Redeyef in der Provinz Gafsa im Südwesten Tunesiens ist ein Ort mit staubiger Lunge und tiefroter Gesinnung. Knapp 30.000 Menschen leben hier, in einfachen Häusern, mittendrin die goldglänzende Kuppel einer Moschee. Das eigentliche Zentrum aber liegt am Rand der Siedlung, hinter einer Mauer: Redeyefs Phosphatwerk, eine Fabrik mit Förderbändern hoch wie eine Achterbahn, davor Berge aus grauem Sand. Phosphat ist der Grundstoff für Düngemittel und Tunesiens bedeutendster Bodenschatz. Über Bahngleise wird er von Redeyef ans Mittelmeer und von dort auf Schiffen nach Europa exportiert. Doch wo normalerweise Güterzüge rumpeln, herrscht jetzt: Stillstand. Und inmitten der Gleise, auf einem rostigen Klappbett, sitzt Youssef Tabbabi.

Tabbabi, 31, trägt Jogginghose und die Plastikschlappen derer, für die Schuhe eine echte Investition sind. Seit Januar 2016 blockiert er mit drei Dutzend jungen Männern und Frauen den Zugang zum staatseigenen Phosphatwerk. Sie sind seit Jahren arbeitslos und fordern Jobs. Hinter Tabbabi hängen Transparente mit Slogans der Revolution: "Brot, Freiheit, Würde".

In Tabbabis Kopf wurde vor wenigen Monaten ein Tumor gefunden. Das Phosphat hat viele hier krank gemacht, denn in dem Sand, aus dem es gewonnen wird, sind auch radioaktive Stoffe enthalten. Trotzdem wünscht sich Tabbabi nichts mehr als einen Job im Werk. "Arbeit ist Leben", sagt er.
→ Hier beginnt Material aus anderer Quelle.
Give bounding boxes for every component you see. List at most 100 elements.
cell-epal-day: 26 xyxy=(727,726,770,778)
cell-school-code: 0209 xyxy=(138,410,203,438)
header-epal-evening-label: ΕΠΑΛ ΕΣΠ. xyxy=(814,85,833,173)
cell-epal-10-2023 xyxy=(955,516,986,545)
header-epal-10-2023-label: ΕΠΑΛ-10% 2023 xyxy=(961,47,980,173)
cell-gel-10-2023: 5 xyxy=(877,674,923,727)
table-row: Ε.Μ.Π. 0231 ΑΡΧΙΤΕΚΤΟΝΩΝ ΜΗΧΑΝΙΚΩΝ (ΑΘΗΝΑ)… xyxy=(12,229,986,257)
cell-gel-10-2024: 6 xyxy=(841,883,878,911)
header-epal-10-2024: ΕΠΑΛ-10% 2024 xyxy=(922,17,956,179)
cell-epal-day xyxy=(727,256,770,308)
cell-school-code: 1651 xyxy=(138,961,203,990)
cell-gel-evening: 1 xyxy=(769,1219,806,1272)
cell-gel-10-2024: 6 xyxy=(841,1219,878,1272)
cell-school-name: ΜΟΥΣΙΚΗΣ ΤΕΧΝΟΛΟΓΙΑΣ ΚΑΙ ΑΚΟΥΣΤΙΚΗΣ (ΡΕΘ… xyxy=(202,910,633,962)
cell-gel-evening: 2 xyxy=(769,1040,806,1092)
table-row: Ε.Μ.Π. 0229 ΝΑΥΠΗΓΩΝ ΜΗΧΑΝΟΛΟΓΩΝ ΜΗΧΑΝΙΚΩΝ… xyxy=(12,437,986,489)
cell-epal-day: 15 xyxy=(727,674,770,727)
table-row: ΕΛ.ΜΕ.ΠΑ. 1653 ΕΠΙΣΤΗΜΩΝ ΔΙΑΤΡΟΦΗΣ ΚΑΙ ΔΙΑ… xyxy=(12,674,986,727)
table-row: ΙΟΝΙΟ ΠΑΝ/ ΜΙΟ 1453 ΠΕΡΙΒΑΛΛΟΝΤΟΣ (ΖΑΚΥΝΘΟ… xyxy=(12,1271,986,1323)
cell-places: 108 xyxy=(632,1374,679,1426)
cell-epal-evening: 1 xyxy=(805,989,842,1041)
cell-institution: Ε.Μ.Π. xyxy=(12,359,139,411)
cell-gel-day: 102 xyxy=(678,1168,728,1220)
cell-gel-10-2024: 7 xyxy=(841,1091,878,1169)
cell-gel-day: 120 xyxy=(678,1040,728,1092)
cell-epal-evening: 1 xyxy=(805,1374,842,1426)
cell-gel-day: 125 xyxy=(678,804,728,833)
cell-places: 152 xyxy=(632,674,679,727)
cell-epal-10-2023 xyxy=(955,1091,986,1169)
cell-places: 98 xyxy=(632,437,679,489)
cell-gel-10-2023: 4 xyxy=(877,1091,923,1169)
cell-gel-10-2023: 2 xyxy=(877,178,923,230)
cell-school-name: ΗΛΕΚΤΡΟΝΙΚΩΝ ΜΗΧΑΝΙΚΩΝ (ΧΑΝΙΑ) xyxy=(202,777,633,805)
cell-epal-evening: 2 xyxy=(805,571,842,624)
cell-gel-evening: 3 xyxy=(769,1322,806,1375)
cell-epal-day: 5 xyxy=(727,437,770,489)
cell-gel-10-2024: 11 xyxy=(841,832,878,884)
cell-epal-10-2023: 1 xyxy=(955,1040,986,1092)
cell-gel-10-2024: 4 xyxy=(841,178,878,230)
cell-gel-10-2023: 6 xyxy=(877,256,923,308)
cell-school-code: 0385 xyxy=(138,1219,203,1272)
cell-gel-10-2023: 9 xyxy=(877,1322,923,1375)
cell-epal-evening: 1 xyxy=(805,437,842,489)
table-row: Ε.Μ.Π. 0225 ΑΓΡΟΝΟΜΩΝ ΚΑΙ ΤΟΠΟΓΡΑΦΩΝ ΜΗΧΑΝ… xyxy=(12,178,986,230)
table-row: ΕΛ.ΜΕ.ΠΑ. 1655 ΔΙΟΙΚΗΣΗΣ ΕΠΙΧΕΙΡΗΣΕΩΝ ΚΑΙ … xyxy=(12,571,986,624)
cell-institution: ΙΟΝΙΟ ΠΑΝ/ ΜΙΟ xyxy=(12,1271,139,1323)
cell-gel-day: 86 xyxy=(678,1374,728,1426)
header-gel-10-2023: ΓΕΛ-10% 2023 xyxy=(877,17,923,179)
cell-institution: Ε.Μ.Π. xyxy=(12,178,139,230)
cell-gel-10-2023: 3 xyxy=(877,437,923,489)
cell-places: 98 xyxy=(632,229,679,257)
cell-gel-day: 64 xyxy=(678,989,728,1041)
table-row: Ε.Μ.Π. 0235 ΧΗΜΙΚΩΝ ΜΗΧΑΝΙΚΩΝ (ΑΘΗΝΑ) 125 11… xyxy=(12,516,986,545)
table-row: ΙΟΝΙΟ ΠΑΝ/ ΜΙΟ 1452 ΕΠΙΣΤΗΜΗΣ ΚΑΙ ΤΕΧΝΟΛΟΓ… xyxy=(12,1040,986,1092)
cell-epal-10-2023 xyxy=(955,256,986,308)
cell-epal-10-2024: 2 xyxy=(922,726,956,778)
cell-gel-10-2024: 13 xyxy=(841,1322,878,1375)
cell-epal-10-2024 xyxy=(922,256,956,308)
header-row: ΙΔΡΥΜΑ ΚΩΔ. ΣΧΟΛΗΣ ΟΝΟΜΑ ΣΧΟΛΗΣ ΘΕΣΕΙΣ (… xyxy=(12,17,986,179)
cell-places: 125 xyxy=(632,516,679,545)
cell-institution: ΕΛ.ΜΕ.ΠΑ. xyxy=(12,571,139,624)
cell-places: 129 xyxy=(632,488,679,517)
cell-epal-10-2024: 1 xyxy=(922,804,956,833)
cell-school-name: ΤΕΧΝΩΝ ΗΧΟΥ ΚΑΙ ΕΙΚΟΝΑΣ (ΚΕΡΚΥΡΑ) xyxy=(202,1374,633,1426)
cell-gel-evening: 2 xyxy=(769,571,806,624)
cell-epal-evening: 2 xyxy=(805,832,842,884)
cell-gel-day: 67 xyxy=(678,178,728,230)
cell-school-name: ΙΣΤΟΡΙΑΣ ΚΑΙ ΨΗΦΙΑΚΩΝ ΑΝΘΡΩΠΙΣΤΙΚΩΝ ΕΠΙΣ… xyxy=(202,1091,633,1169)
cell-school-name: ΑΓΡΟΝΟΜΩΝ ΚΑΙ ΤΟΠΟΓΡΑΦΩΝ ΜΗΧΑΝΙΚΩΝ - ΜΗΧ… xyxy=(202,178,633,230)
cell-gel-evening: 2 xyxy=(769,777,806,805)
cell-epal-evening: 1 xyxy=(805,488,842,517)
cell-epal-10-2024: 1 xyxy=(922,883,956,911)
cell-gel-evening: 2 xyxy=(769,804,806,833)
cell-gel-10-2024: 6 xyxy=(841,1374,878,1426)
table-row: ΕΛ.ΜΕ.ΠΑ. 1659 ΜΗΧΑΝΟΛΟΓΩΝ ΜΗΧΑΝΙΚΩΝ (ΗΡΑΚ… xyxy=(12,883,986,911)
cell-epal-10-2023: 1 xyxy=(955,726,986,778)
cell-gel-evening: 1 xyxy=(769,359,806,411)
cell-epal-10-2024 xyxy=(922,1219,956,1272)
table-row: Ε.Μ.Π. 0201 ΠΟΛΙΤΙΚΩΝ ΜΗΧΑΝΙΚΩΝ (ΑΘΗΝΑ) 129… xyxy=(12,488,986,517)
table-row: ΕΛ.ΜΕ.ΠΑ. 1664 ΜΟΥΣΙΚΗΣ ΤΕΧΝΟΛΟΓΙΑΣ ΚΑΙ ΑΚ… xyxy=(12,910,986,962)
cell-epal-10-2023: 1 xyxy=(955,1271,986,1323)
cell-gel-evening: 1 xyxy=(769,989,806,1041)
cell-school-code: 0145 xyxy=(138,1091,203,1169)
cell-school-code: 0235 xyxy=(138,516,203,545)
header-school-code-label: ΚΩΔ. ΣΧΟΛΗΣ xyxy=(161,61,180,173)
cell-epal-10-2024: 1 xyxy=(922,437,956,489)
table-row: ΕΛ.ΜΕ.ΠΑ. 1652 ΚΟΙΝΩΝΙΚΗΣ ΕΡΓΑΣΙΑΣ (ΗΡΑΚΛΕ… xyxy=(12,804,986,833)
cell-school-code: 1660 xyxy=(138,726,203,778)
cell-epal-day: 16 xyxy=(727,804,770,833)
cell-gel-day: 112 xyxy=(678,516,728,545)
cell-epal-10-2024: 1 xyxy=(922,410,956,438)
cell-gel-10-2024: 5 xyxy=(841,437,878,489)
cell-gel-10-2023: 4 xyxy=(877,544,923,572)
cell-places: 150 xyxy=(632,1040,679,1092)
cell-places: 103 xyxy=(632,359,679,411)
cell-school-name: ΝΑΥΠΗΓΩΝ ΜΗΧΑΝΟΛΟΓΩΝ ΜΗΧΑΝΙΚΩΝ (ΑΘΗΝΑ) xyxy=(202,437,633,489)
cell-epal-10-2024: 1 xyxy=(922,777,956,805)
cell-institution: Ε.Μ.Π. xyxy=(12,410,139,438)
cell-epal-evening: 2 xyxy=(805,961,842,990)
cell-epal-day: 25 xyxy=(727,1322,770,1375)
Arbeitslose Tunesier wie Tabbabi protestieren seit Monaten oder sogar Jahren vor Rathäusern und Fabriken. Offiziell liegt die Arbeitslosenquote im Land bei rund 15 Prozent, bei Frauen und jungen Hochschulabsolventen ist sie doppelt so hoch. Die tatsächliche Quote dürfte allerdings viel höher sein. Denn so etwas wie Arbeitslosengeld gibt es nicht.
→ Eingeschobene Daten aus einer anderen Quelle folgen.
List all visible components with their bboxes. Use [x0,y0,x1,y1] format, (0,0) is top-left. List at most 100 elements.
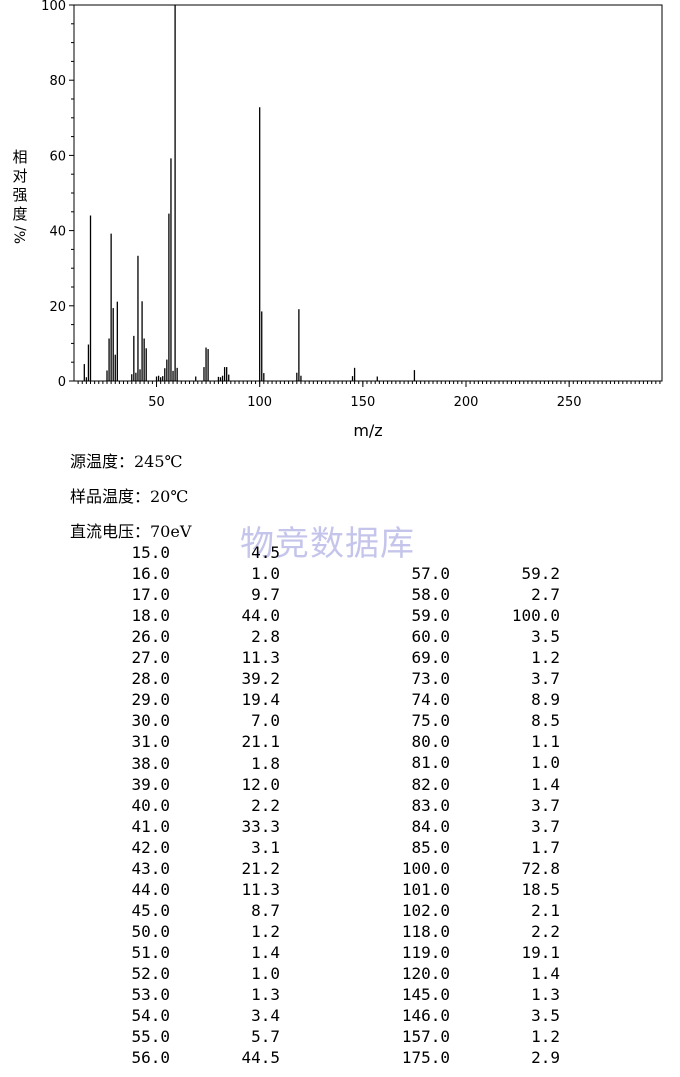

Tunesiens früherer Diktator Ben Ali hatte sich auch an der Macht gehalten, weil er Hunderttausenden Jobs in der Verwaltung gab und Güter wie Brot und Benzin subventionierte. Die Wirtschaft war weitgehend staatlich gelenkt, eine kleine Elite schöpfte die Gewinne ab.

Heute, sechs Jahre nach dem Sturz des Machthabers, ist Tunesiens politisches System halbwegs stabil und halbwegs demokratisch. Aber die Wirtschaftslage ist prekär. Seit der Revolution ist die Volkswirtschaft geschrumpft. Für dieses Jahr sagen Weltbank und Internationaler Währungsfonds zwar ein Wachstum von bis zu 2,5 Prozent voraus. Doch für eine richtige Wiederbelebung ist das zu wenig. Weil die Lebenshaltungskosten stärker steigen als die Löhne, kann sich ein einfacher tunesischer Arbeiter heute weniger leisten als unter dem alten Regime. Das ist nicht nur für Familien wie die von Youssef Tabbabi ein Problem – sondern auch für Deutschland und die EU.